Sentiment Analysis of News Coverage

I felt a sentiment analysis would be a good way to scan the headlines regarding the announcement, and would also be interesting to compare to the tweets about the announcement’s sentiment.

library(tidytext)
reg <- "([^A-Za-z\\d#@']|'(?![A-Za-z\\d#@]))"
df <- data.frame(article_title)
word_df <- df %>% unnest_tokens(word, article_title, token = "regex", pattern = reg)

nrc <- sentiments %>%
  filter(lexicon == "nrc") %>%
  select(word, sentiment)
head(nrc)

## # A tibble: 6 × 2
##        word sentiment
##       <chr>     <chr>
## 1    abacus     trust
## 2   abandon      fear
## 3   abandon  negative
## 4   abandon   sadness
## 5 abandoned     anger
## 6 abandoned      fear

article_sentiments <- word_df %>% inner_join(nrc, by = "word")

news_summary <- article_sentiments %>% group_by(sentiment) %>% summarize(n = n()) %>% mutate(frequency = n/ sum(n) ) %>% arrange(desc(n)) %>% top_n(8)

I then plotted this data in the same way I did with the tweet’s using #TimePOY sentiment analysis.

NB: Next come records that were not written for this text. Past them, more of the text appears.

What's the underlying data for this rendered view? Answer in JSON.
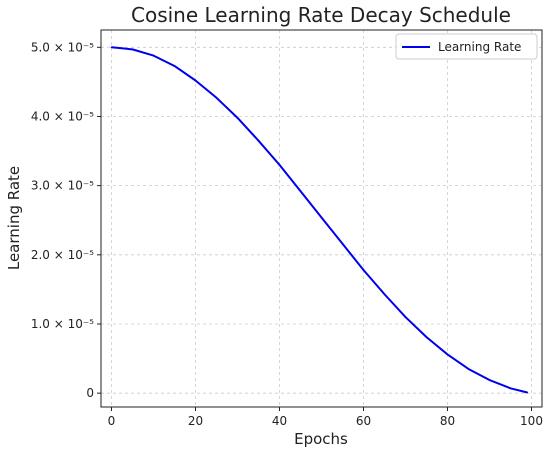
{
  "chart_data": {
    "type": "line",
    "title": "Cosine Learning Rate Decay Schedule",
    "xlabel": "Epochs",
    "ylabel": "Learning Rate",
    "xlim": [
      -2.5,
      102.5
    ],
    "ylim": [
      -2e-06,
      5.25e-05
    ],
    "xticks": [
      {
        "value": 0,
        "label": "0"
      },
      {
        "value": 20,
        "label": "20"
      },
      {
        "value": 40,
        "label": "40"
      },
      {
        "value": 60,
        "label": "60"
      },
      {
        "value": 80,
        "label": "80"
      },
      {
        "value": 100,
        "label": "100"
      }
    ],
    "yticks": [
      {
        "value": 0,
        "label": "0"
      },
      {
        "value": 1e-05,
        "label": "1.0 × 10⁻⁵"
      },
      {
        "value": 2e-05,
        "label": "2.0 × 10⁻⁵"
      },
      {
        "value": 3e-05,
        "label": "3.0 × 10⁻⁵"
      },
      {
        "value": 4e-05,
        "label": "4.0 × 10⁻⁵"
      },
      {
        "value": 5e-05,
        "label": "5.0 × 10⁻⁵"
      }
    ],
    "grid": true,
    "legend_position": "top-right",
    "series": [
      {
        "name": "Learning Rate",
        "color": "#0000ee",
        "x": [
          0,
          5,
          10,
          15,
          20,
          25,
          30,
          35,
          40,
          45,
          50,
          55,
          60,
          65,
          70,
          75,
          80,
          85,
          90,
          95,
          99
        ],
        "y": [
          5e-05,
          4.97e-05,
          4.88e-05,
          4.73e-05,
          4.52e-05,
          4.27e-05,
          3.98e-05,
          3.65e-05,
          3.3e-05,
          2.92e-05,
          2.54e-05,
          2.16e-05,
          1.78e-05,
          1.43e-05,
          1.1e-05,
          8.1e-06,
          5.6e-06,
          3.5e-06,
          1.9e-06,
          7e-07,
          1e-07
        ]
      }
    ]
  }
}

ggplot(news_summary, aes(x = sentiment, y= frequency, fill = n)) + geom_bar(stat = "identity", position = "dodge") + labs(x = "Sentiment", y= "Frequency of Senitment", title = "Overall Sentiments of Articles About Time's Person of the Year")

Conclusion

Overall, I found some interesting information about Time’s Person of the Year. I was surprised by how similar the sentiments around tweets and news articles were, as well as how cyclical interest in the award was (as illustrated by the Google Trends data). I’ve really enjoyed digging aronud into the data that is available to everyone!